At the age of about three, my parents had begun noticing my fingers peeling as well as a fairly high fever that last for a couple of days. The day after mothers' day, my parents had decided it was best for me to see a doctor. I had taken a visit to my primary doctor in which she was able to diagnose me. My father wanting an answer and beyond concerned, I was taken to Rady Children's Hospital in San Diego, where I was quickly diagnosed with KD, Kawasaki's disease by Jane Burns, a doctor that was studying the rare heart disease. I was hospitalized for approximately two weeks where I would undergo daily treatment as well as blood work, CAT scans, heart echos, and much more. Given that the disease was so new, there was no set treatment so my doctors had taken a chance on a medicine (I believe it was called gamma globulin). Thankfully this medication was able to cure my rare heart disease. I was finally released from the hospital, however, I was still told to be aware of possible heart conditions that could develop or even KD returning. After many more doctors visits in the following years, and as of December 8, 2021, I am cleared of Kawasaki's disease for life. I am so beyond thankful for every one of the staff members who has taken this journey with me and I hope the next time I return to Rady's is for my job interview. :)
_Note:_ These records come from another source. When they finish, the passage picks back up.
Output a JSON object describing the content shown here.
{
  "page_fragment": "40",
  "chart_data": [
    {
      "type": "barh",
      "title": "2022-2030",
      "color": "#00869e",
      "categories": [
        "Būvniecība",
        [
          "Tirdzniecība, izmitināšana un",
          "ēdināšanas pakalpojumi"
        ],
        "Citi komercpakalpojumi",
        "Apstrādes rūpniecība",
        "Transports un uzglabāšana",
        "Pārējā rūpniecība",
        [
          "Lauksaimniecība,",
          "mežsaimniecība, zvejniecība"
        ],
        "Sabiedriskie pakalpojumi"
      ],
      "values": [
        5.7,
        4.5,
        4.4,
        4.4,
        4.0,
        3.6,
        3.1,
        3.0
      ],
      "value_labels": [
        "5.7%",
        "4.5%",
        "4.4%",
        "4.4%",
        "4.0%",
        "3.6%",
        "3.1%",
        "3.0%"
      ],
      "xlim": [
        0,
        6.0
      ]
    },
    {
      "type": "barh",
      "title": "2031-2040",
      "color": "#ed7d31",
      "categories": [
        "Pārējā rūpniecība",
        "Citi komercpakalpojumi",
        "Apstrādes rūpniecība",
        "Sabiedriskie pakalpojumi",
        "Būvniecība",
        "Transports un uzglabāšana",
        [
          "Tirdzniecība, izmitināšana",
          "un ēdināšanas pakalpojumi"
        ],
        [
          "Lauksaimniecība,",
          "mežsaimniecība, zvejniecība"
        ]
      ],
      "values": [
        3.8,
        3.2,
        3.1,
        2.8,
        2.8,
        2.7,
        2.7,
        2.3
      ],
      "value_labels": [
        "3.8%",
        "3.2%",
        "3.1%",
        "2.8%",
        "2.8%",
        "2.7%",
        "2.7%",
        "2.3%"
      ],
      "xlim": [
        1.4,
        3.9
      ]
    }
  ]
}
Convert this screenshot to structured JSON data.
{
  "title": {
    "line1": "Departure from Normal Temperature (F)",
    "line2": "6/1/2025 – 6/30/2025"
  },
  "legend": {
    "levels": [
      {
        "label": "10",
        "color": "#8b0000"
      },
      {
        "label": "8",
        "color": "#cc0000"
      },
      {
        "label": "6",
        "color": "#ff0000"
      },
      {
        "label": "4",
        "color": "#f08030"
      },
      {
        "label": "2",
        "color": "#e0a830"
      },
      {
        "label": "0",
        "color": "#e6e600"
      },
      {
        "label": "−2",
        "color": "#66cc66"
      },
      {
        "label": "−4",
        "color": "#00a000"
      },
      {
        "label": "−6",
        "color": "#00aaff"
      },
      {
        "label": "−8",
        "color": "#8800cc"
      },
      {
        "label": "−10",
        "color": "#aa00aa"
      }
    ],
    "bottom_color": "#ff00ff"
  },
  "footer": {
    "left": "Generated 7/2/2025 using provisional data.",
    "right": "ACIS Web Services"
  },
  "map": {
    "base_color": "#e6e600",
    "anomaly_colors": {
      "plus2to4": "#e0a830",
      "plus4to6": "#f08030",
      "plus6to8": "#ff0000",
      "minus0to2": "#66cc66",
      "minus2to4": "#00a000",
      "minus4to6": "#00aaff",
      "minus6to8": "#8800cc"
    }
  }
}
The doctors from what I can remember at least were phenomenal. Just a few days ago, I had my "exit visit" and have been cleared of Kawasaki for life. The lady that had done my heart echo was absolutely incredible and seriously the sweetest. She is the one who has inspired me to head down the career path of becoming a cardiac sonographer.(Believe her name was Breanne) :)
If you are going through Kawasaki's, know you are not at all alone and one huge piece of advice I would give to you is to focus on the moment and know at Rady's you have a whole team behind you back. I know this is something you can and will fight through, and you won't stop fighting till you've kicked KD in the butt. You got this.